Complications seen from percutaneous ablative therapy for trigeminal neuralgia have been extensively documented. The oral mucosa may be penetrated during the approach, resulting in bacterial meningitis or brain abscess. A carotid-cavernous fistula may result from injury to the internal carotid artery. There is a possibility of otalgia from eustacian tube dysfunction, or temporomandibular joint tenderness along with jaw weakness. Aseptic meningitis has been reported, as well as intracranial hemorrhage from acute hypertension. Other reported complications are bradycardia with subsequent hypotension, neurokeratitis, temporary diplopia, optic nerve injury, subdural hematoma, postoperative herpes simplex activation, bothersome facial sensory loss and dysesthesias, and anesthesia dolorosa [18,19]. These potential morbidities need to be discussed with patients as part of the preoperative meeting even though the risk of their occurrence is 2% or less.

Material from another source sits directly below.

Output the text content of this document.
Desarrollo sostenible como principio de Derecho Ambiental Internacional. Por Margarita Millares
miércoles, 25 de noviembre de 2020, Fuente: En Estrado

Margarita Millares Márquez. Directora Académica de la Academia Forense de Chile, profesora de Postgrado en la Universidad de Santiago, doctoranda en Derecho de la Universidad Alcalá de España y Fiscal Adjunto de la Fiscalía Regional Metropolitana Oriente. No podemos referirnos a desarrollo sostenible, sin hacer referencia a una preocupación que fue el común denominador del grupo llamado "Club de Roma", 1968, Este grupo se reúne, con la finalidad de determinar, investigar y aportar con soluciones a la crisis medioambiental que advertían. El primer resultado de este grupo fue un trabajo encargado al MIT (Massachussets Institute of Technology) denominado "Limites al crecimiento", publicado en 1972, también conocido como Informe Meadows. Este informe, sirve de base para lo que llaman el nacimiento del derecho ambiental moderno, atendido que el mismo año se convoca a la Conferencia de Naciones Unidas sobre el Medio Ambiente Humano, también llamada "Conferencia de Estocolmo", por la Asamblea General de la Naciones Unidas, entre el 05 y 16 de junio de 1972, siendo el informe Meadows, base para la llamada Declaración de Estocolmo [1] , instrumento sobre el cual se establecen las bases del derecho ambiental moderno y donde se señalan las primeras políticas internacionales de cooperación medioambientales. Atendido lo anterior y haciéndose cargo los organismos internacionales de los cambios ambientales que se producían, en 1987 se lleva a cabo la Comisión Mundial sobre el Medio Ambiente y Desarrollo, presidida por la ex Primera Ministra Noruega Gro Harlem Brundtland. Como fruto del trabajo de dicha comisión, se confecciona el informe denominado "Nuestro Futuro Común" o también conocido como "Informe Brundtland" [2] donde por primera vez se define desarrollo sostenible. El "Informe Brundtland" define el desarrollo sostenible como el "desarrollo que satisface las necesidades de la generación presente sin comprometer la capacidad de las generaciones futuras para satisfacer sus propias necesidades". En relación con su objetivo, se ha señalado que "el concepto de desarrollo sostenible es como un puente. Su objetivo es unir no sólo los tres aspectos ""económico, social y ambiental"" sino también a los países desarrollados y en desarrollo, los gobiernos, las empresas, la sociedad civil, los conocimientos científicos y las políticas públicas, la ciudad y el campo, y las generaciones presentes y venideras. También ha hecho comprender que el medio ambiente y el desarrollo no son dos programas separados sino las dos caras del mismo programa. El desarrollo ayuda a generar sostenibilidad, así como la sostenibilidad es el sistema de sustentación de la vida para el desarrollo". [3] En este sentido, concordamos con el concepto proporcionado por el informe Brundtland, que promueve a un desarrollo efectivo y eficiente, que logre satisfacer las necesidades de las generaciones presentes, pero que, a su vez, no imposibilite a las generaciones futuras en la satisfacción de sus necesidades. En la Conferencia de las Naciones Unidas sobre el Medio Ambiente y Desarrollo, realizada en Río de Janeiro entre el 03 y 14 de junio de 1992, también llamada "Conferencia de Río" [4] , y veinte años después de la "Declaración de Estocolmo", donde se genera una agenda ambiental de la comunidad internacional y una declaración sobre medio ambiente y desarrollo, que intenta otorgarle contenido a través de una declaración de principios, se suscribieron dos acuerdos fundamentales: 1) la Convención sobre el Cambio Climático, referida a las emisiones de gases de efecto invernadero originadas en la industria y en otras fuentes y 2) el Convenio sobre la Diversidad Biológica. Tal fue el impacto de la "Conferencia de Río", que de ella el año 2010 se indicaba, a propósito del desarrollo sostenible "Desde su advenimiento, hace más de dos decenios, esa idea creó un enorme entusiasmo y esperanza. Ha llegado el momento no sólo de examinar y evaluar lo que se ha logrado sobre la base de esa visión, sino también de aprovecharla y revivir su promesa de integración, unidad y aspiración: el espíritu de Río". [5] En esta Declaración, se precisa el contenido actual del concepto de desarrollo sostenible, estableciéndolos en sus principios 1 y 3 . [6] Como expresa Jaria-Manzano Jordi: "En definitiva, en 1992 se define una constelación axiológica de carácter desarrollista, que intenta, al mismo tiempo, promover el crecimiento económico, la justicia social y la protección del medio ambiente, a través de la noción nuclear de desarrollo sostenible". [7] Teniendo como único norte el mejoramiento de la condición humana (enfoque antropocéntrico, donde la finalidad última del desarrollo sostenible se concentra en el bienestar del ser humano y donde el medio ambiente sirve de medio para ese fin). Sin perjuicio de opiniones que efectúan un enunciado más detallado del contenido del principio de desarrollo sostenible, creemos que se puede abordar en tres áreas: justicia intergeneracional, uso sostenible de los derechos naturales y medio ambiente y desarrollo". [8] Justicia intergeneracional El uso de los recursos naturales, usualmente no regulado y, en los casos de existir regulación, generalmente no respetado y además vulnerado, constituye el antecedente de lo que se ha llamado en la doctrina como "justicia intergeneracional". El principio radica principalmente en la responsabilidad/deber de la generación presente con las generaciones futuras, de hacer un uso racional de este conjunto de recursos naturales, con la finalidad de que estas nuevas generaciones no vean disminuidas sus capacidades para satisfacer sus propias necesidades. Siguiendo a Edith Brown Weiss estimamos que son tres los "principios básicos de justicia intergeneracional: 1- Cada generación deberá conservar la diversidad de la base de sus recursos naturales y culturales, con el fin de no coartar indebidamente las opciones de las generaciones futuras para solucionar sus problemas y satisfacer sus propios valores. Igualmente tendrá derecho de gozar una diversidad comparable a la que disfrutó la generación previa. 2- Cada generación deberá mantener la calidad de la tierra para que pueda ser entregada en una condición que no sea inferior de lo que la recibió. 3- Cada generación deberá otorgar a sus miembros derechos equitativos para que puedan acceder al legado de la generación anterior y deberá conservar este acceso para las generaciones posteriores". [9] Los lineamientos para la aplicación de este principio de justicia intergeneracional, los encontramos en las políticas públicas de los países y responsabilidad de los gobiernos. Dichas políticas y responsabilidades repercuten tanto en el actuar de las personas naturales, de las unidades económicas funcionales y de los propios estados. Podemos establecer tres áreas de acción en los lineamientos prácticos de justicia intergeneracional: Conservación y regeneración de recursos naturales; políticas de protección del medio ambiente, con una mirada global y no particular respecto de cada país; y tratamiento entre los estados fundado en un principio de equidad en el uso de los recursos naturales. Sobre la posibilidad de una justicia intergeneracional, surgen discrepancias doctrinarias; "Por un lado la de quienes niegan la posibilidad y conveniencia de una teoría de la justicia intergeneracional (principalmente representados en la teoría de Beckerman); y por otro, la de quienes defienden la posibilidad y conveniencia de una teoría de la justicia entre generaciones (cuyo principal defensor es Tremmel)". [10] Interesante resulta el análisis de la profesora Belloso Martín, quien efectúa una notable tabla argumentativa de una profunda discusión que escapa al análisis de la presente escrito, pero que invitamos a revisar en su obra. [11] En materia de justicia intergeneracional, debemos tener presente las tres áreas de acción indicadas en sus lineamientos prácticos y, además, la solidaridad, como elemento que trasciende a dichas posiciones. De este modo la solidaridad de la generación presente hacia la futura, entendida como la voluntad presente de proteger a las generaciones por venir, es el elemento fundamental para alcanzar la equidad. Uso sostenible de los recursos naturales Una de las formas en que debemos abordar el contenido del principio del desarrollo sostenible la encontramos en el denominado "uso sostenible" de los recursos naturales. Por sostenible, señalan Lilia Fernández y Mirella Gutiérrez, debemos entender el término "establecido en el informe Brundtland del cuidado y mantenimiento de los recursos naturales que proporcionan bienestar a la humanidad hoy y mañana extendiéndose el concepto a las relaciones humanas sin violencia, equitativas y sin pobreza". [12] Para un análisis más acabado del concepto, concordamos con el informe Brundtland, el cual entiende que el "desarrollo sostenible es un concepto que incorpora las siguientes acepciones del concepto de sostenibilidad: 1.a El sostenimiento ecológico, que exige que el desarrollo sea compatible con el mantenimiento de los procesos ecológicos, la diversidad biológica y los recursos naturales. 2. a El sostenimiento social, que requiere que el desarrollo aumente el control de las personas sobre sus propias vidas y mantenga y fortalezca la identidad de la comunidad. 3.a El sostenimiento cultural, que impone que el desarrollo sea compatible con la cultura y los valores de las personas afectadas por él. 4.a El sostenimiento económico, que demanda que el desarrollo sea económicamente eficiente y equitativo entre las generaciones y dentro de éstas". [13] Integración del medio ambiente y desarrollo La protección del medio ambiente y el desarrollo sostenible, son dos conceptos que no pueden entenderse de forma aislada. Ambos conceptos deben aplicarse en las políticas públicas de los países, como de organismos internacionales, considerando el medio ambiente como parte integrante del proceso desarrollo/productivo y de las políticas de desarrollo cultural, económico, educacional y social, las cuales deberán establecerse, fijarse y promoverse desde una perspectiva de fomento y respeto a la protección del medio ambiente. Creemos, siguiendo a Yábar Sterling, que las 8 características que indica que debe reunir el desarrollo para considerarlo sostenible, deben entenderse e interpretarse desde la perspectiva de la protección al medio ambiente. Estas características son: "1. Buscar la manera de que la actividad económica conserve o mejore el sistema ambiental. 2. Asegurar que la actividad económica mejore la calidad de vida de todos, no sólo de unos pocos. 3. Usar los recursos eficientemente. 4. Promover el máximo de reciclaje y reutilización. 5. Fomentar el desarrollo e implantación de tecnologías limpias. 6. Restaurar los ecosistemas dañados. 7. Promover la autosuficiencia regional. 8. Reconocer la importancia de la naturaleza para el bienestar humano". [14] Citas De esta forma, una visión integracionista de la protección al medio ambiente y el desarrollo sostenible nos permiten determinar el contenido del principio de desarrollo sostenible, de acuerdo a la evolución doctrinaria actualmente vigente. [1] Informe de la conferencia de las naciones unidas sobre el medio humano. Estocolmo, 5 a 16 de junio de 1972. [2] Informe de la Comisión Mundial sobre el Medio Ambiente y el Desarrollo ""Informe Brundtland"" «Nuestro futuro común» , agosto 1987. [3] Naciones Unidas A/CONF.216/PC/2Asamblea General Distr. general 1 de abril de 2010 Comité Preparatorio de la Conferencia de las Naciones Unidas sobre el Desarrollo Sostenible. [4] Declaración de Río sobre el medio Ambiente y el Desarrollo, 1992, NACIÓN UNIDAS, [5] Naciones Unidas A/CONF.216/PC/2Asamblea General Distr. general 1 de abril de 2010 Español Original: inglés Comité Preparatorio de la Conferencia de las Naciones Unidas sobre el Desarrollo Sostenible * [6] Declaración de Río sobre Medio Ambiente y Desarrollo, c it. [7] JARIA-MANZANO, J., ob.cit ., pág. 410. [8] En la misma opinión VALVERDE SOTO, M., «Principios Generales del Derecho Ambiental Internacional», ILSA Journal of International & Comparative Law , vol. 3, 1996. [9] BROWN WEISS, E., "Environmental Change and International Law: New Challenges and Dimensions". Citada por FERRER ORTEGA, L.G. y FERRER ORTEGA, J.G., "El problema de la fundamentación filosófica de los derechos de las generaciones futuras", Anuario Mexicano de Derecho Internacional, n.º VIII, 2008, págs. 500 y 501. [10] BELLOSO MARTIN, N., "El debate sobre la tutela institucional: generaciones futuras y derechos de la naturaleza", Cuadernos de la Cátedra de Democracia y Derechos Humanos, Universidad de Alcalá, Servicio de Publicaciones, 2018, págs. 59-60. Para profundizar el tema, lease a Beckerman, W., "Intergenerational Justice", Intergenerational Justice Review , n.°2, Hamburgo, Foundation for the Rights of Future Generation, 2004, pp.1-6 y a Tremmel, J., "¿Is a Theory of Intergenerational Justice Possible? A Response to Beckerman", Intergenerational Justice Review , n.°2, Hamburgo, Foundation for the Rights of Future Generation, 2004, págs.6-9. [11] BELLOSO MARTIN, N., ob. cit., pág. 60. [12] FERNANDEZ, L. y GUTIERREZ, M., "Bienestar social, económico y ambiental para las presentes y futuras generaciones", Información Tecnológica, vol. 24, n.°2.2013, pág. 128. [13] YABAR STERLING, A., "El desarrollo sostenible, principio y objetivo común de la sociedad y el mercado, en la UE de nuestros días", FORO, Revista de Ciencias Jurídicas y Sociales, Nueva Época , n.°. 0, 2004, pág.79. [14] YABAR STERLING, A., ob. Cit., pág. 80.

As long as the surgical endpoint selected is mild to moderate hypes-thesia, there will be a recurrence rate of 20% to 25%, depending on the time elapsed after surgery, with recurrence rates being twice as high for trigeminal neuralgia associated with multiple sclerosis. Recurrent pain occurs either because of regeneration of injured myelin or from progression of the disease to include untreated trigeminal sensory divisions.
Each of these ablative procedures can be safely repeated for recurrence, as long as the goal remains the creation of mild to moderate hypesthesia. There is no evidence to suggest that patients who have undergone a percutaneous ablative procedure are at any disadvantage should they later undergo microvascular decompression for recurrence. However, the success rate for treatment by a repeat procedure is lower than that for a primary procedure and the recurrence rate is higher.